Выбрать главу

Но даю тебе слово: я никогда не насиловал женщин, уважал врагов и брал лишь причитающуюся мне долю при разделе добычи. Служба моя была тяжелой, и потому я получал справедливую компенсацию за нее, каковую и оставляю тебе в наследство. Ты можешь пользоваться им, не краснея, поскольку твоей матери я оставил земли, что дадут ей пропитание до конца дней, а после ее смерти перейдут к тебе. Тебя удивит, сколько дальновидный отец может скопить за всю жизнь, если не растрачивает деньги впустую, как многие вояки.

Прими это наследство с чистым сердцем, потому как я получил его по справедливости, занимаясь самым тяжелым ремеслом, и если тебя еще терзают сомнения, потрать эти деньги на добрые дела, чтобы компенсировать то зло, которое сотворил я. Отслужи за мое упокоение несколько месс и живи в мире и процветании. Будь мудрым, не убивай никого иначе как для самозащиты или если того требует честь, не нарывайся на драку и не пятнай свое доброе имя, но уж если всадил кинжал, то доведи дело до конца, победи врагов, если хочешь жить в мире, заставь себя уважать — пусть твои соперники поймут, что перед ними настоящий мужчина.

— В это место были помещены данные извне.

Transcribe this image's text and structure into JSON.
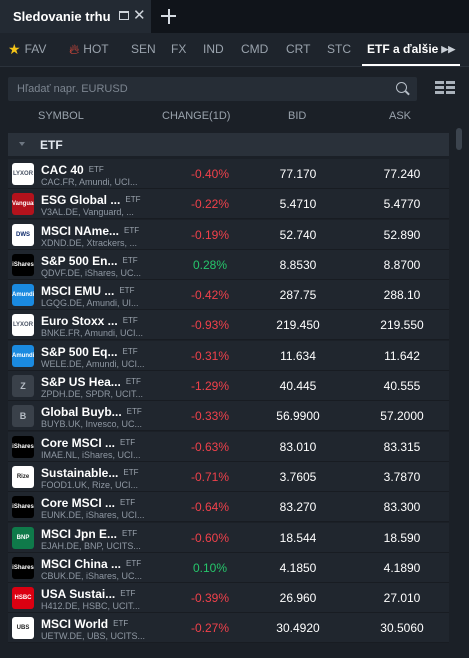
{
  "window": {
    "title": "Sledovanie trhu"
  },
  "tabs": [
    {
      "label": "FAV",
      "icon": "star-icon"
    },
    {
      "label": "HOT",
      "icon": "fire-icon"
    },
    {
      "label": "SEN"
    },
    {
      "label": "FX"
    },
    {
      "label": "IND"
    },
    {
      "label": "CMD"
    },
    {
      "label": "CRT"
    },
    {
      "label": "STC"
    },
    {
      "label": "ETF a ďalšie",
      "active": true
    }
  ],
  "search": {
    "placeholder": "Hľadať napr. EURUSD"
  },
  "columns": {
    "symbol": "SYMBOL",
    "change": "CHANGE(1D)",
    "bid": "BID",
    "ask": "ASK"
  },
  "group": {
    "name": "ETF"
  },
  "colors": {
    "negative": "#f0414b",
    "positive": "#26c66b",
    "background": "#1b2027"
  },
  "rows": [
    {
      "symbol": "CAC 40",
      "tag": "ETF",
      "desc": "CAC.FR, Amundi, UCI...",
      "change": "-0.40%",
      "bid": "77.170",
      "ask": "77.240",
      "logo": "LYXOR",
      "logo_bg": "#ffffff",
      "logo_fg": "#4b5566"
    },
    {
      "symbol": "ESG Global ...",
      "tag": "ETF",
      "desc": "V3AL.DE, Vanguard, ...",
      "change": "-0.22%",
      "bid": "5.4710",
      "ask": "5.4770",
      "logo": "Vanguard",
      "logo_bg": "#b3121c",
      "logo_fg": "#ffffff"
    },
    {
      "symbol": "MSCI NAme...",
      "tag": "ETF",
      "desc": "XDND.DE, Xtrackers, ...",
      "change": "-0.19%",
      "bid": "52.740",
      "ask": "52.890",
      "logo": "DWS",
      "logo_bg": "#ffffff",
      "logo_fg": "#0e2a6b"
    },
    {
      "symbol": "S&P 500 En...",
      "tag": "ETF",
      "desc": "QDVF.DE, iShares, UC...",
      "change": "0.28%",
      "bid": "8.8530",
      "ask": "8.8700",
      "logo": "iShares",
      "logo_bg": "#000000",
      "logo_fg": "#ffffff"
    },
    {
      "symbol": "MSCI EMU ...",
      "tag": "ETF",
      "desc": "LGQG.DE, Amundi, UI...",
      "change": "-0.42%",
      "bid": "287.75",
      "ask": "288.10",
      "logo": "Amundi",
      "logo_bg": "#1a8ae0",
      "logo_fg": "#ffffff"
    },
    {
      "symbol": "Euro Stoxx ...",
      "tag": "ETF",
      "desc": "BNKE.FR, Amundi, UCI...",
      "change": "-0.93%",
      "bid": "219.450",
      "ask": "219.550",
      "logo": "LYXOR",
      "logo_bg": "#ffffff",
      "logo_fg": "#4b5566"
    },
    {
      "symbol": "S&P 500 Eq...",
      "tag": "ETF",
      "desc": "WELE.DE, Amundi, UCI...",
      "change": "-0.31%",
      "bid": "11.634",
      "ask": "11.642",
      "logo": "Amundi",
      "logo_bg": "#1a8ae0",
      "logo_fg": "#ffffff"
    },
    {
      "symbol": "S&P US Hea...",
      "tag": "ETF",
      "desc": "ZPDH.DE, SPDR, UCIT...",
      "change": "-1.29%",
      "bid": "40.445",
      "ask": "40.555",
      "logo": "Z",
      "logo_bg": "#3a414a",
      "logo_fg": "#b6bdc5"
    },
    {
      "symbol": "Global Buyb...",
      "tag": "ETF",
      "desc": "BUYB.UK, Invesco, UC...",
      "change": "-0.33%",
      "bid": "56.9900",
      "ask": "57.2000",
      "logo": "B",
      "logo_bg": "#3a414a",
      "logo_fg": "#b6bdc5"
    },
    {
      "symbol": "Core MSCI ...",
      "tag": "ETF",
      "desc": "IMAE.NL, iShares, UCI...",
      "change": "-0.63%",
      "bid": "83.010",
      "ask": "83.315",
      "logo": "iShares",
      "logo_bg": "#000000",
      "logo_fg": "#ffffff"
    },
    {
      "symbol": "Sustainable...",
      "tag": "ETF",
      "desc": "FOOD1.UK, Rize, UCI...",
      "change": "-0.71%",
      "bid": "3.7605",
      "ask": "3.7870",
      "logo": "Rize",
      "logo_bg": "#ffffff",
      "logo_fg": "#222222"
    },
    {
      "symbol": "Core MSCI ...",
      "tag": "ETF",
      "desc": "EUNK.DE, iShares, UCI...",
      "change": "-0.64%",
      "bid": "83.270",
      "ask": "83.300",
      "logo": "iShares",
      "logo_bg": "#000000",
      "logo_fg": "#ffffff"
    },
    {
      "symbol": "MSCI Jpn E...",
      "tag": "ETF",
      "desc": "EJAH.DE, BNP, UCITS...",
      "change": "-0.60%",
      "bid": "18.544",
      "ask": "18.590",
      "logo": "BNP",
      "logo_bg": "#0f7a4a",
      "logo_fg": "#ffffff"
    },
    {
      "symbol": "MSCI China ...",
      "tag": "ETF",
      "desc": "CBUK.DE, iShares, UC...",
      "change": "0.10%",
      "bid": "4.1850",
      "ask": "4.1890",
      "logo": "iShares",
      "logo_bg": "#000000",
      "logo_fg": "#ffffff"
    },
    {
      "symbol": "USA Sustai...",
      "tag": "ETF",
      "desc": "H412.DE, HSBC, UCIT...",
      "change": "-0.39%",
      "bid": "26.960",
      "ask": "27.010",
      "logo": "HSBC",
      "logo_bg": "#db0011",
      "logo_fg": "#ffffff"
    },
    {
      "symbol": "MSCI World",
      "tag": "ETF",
      "desc": "UETW.DE, UBS, UCITS...",
      "change": "-0.27%",
      "bid": "30.4920",
      "ask": "30.5060",
      "logo": "UBS",
      "logo_bg": "#ffffff",
      "logo_fg": "#222222"
    }
  ]
}
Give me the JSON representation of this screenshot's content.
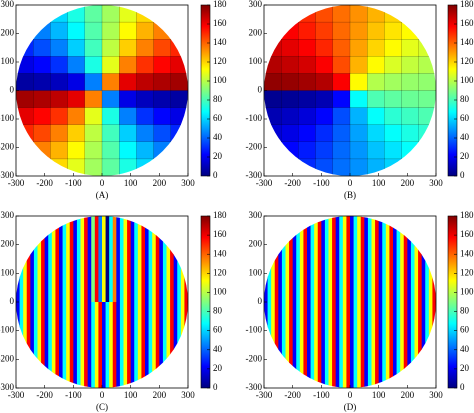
{
  "chart_data": [
    {
      "type": "heatmap",
      "label": "(A)",
      "colormap": "jet",
      "x": [
        -270,
        -210,
        -150,
        -90,
        -30,
        30,
        90,
        150,
        210,
        270
      ],
      "y": [
        270,
        210,
        150,
        90,
        30,
        -30,
        -90,
        -150,
        -210,
        -270
      ],
      "values": [
        [
          null,
          null,
          61,
          72,
          84,
          96,
          108,
          119,
          null,
          null
        ],
        [
          null,
          45,
          55,
          67,
          82,
          98,
          113,
          126,
          135,
          null
        ],
        [
          29,
          36,
          45,
          59,
          79,
          101,
          121,
          135,
          145,
          151
        ],
        [
          18,
          23,
          31,
          45,
          72,
          108,
          135,
          149,
          157,
          162
        ],
        [
          6,
          8,
          11,
          18,
          45,
          135,
          162,
          169,
          172,
          174
        ],
        [
          174,
          172,
          169,
          162,
          135,
          45,
          18,
          11,
          8,
          6
        ],
        [
          162,
          157,
          149,
          135,
          108,
          72,
          45,
          31,
          23,
          18
        ],
        [
          151,
          145,
          135,
          121,
          101,
          79,
          59,
          45,
          36,
          29
        ],
        [
          null,
          135,
          126,
          113,
          98,
          82,
          67,
          55,
          45,
          null
        ],
        [
          null,
          null,
          119,
          108,
          96,
          84,
          72,
          61,
          null,
          null
        ]
      ],
      "xlim": [
        -300,
        300
      ],
      "ylim": [
        -300,
        300
      ],
      "xticks": [
        -300,
        -200,
        -100,
        0,
        100,
        200,
        300
      ],
      "yticks": [
        -300,
        -200,
        -100,
        0,
        100,
        200,
        300
      ],
      "clim": [
        0,
        180
      ],
      "cticks": [
        0,
        20,
        40,
        60,
        80,
        100,
        120,
        140,
        160,
        180
      ]
    },
    {
      "type": "heatmap",
      "label": "(B)",
      "colormap": "jet",
      "x": [
        -270,
        -210,
        -150,
        -90,
        -30,
        30,
        90,
        150,
        210,
        270
      ],
      "y": [
        270,
        210,
        150,
        90,
        30,
        -30,
        -90,
        -150,
        -210,
        -270
      ],
      "values": [
        [
          null,
          null,
          150,
          144,
          138,
          132,
          126,
          120,
          null,
          null
        ],
        [
          null,
          158,
          153,
          147,
          139,
          131,
          123,
          117,
          113,
          null
        ],
        [
          165,
          162,
          158,
          151,
          141,
          129,
          120,
          113,
          108,
          105
        ],
        [
          171,
          168,
          165,
          158,
          144,
          126,
          113,
          106,
          102,
          99
        ],
        [
          177,
          176,
          174,
          171,
          158,
          113,
          99,
          96,
          94,
          93
        ],
        [
          3,
          4,
          6,
          9,
          23,
          68,
          81,
          84,
          86,
          87
        ],
        [
          9,
          12,
          16,
          23,
          36,
          54,
          68,
          75,
          78,
          81
        ],
        [
          15,
          18,
          23,
          30,
          39,
          51,
          61,
          68,
          72,
          75
        ],
        [
          null,
          23,
          27,
          33,
          41,
          49,
          57,
          63,
          68,
          null
        ],
        [
          null,
          null,
          30,
          36,
          42,
          48,
          54,
          60,
          null,
          null
        ]
      ],
      "xlim": [
        -300,
        300
      ],
      "ylim": [
        -300,
        300
      ],
      "xticks": [
        -300,
        -200,
        -100,
        0,
        100,
        200,
        300
      ],
      "yticks": [
        -300,
        -200,
        -100,
        0,
        100,
        200,
        300
      ],
      "clim": [
        0,
        180
      ],
      "cticks": [
        0,
        20,
        40,
        60,
        80,
        100,
        120,
        140,
        160,
        180
      ]
    },
    {
      "type": "heatmap",
      "label": "(C)",
      "colormap": "jet",
      "x": [
        -293.75,
        -281.25,
        -268.75,
        -256.25,
        -243.75,
        -231.25,
        -218.75,
        -206.25,
        -193.75,
        -181.25,
        -168.75,
        -156.25,
        -143.75,
        -131.25,
        -118.75,
        -106.25,
        -93.75,
        -81.25,
        -68.75,
        -56.25,
        -43.75,
        -31.25,
        -18.75,
        -6.25,
        6.25,
        18.75,
        31.25,
        43.75,
        56.25,
        68.75,
        81.25,
        93.75,
        106.25,
        118.75,
        131.25,
        143.75,
        156.25,
        168.75,
        181.25,
        193.75,
        206.25,
        218.75,
        231.25,
        243.75,
        256.25,
        268.75,
        281.25,
        293.75
      ],
      "y": [
        150,
        -150
      ],
      "values": [
        [
          22,
          68,
          112,
          158,
          22,
          68,
          112,
          158,
          22,
          68,
          112,
          158,
          22,
          68,
          112,
          158,
          22,
          68,
          112,
          158,
          22,
          90,
          158,
          45,
          112,
          0,
          68,
          135,
          22,
          68,
          112,
          158,
          22,
          68,
          112,
          158,
          22,
          68,
          112,
          158,
          22,
          68,
          112,
          158,
          22,
          68,
          112,
          158
        ],
        [
          22,
          68,
          112,
          158,
          22,
          68,
          112,
          158,
          22,
          68,
          112,
          158,
          22,
          68,
          112,
          158,
          22,
          68,
          112,
          158,
          22,
          68,
          112,
          158,
          22,
          68,
          112,
          158,
          22,
          68,
          112,
          158,
          22,
          68,
          112,
          158,
          22,
          68,
          112,
          158,
          22,
          68,
          112,
          158,
          22,
          68,
          112,
          158
        ]
      ],
      "xlim": [
        -300,
        300
      ],
      "ylim": [
        -300,
        300
      ],
      "xticks": [
        -300,
        -200,
        -100,
        0,
        100,
        200,
        300
      ],
      "yticks": [
        -300,
        -200,
        -100,
        0,
        100,
        200,
        300
      ],
      "clim": [
        0,
        180
      ],
      "cticks": [
        0,
        20,
        40,
        60,
        80,
        100,
        120,
        140,
        160,
        180
      ]
    },
    {
      "type": "heatmap",
      "label": "(D)",
      "colormap": "jet",
      "x": [
        -293.75,
        -281.25,
        -268.75,
        -256.25,
        -243.75,
        -231.25,
        -218.75,
        -206.25,
        -193.75,
        -181.25,
        -168.75,
        -156.25,
        -143.75,
        -131.25,
        -118.75,
        -106.25,
        -93.75,
        -81.25,
        -68.75,
        -56.25,
        -43.75,
        -31.25,
        -18.75,
        -6.25,
        6.25,
        18.75,
        31.25,
        43.75,
        56.25,
        68.75,
        81.25,
        93.75,
        106.25,
        118.75,
        131.25,
        143.75,
        156.25,
        168.75,
        181.25,
        193.75,
        206.25,
        218.75,
        231.25,
        243.75,
        256.25,
        268.75,
        281.25,
        293.75
      ],
      "y": [
        150,
        -150
      ],
      "values": [
        [
          22,
          68,
          112,
          158,
          22,
          68,
          112,
          158,
          22,
          68,
          112,
          158,
          22,
          68,
          112,
          158,
          22,
          68,
          112,
          158,
          22,
          68,
          112,
          158,
          22,
          68,
          112,
          158,
          22,
          68,
          112,
          158,
          22,
          68,
          112,
          158,
          22,
          68,
          112,
          158,
          22,
          68,
          112,
          158,
          22,
          68,
          112,
          158
        ],
        [
          22,
          68,
          112,
          158,
          22,
          68,
          112,
          158,
          22,
          68,
          112,
          158,
          22,
          68,
          112,
          158,
          22,
          68,
          112,
          158,
          22,
          68,
          112,
          158,
          22,
          68,
          112,
          158,
          22,
          68,
          112,
          158,
          22,
          68,
          112,
          158,
          22,
          68,
          112,
          158,
          22,
          68,
          112,
          158,
          22,
          68,
          112,
          158
        ]
      ],
      "xlim": [
        -300,
        300
      ],
      "ylim": [
        -300,
        300
      ],
      "xticks": [
        -300,
        -200,
        -100,
        0,
        100,
        200,
        300
      ],
      "yticks": [
        -300,
        -200,
        -100,
        0,
        100,
        200,
        300
      ],
      "clim": [
        0,
        180
      ],
      "cticks": [
        0,
        20,
        40,
        60,
        80,
        100,
        120,
        140,
        160,
        180
      ]
    }
  ]
}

Мое письмо передаст тебе человек, ставший для меня больше чем братом, ты можешь без колебаний обращаться к нему за любым советом. Наконец, я должен сообщить, где ты сможешь найти плод столь долгих моих трудов и лишений. Разыщи еврея Баруха Бенвениста, он живет у самого выхода из еврейского квартала Каль в Барселоне. Он всегда оказывал мне услуги менялы, и именно ему я доверил на хранение свое завещание, которое получит предъявитель сего письма и ключа, их вручит тебе Эудальд Льобет. Он был мне верным другом долгие годы и передаст тебе дальнейшие указания вместе с моим перстнем, чтобы ты смог доказать, что ты мой наследник.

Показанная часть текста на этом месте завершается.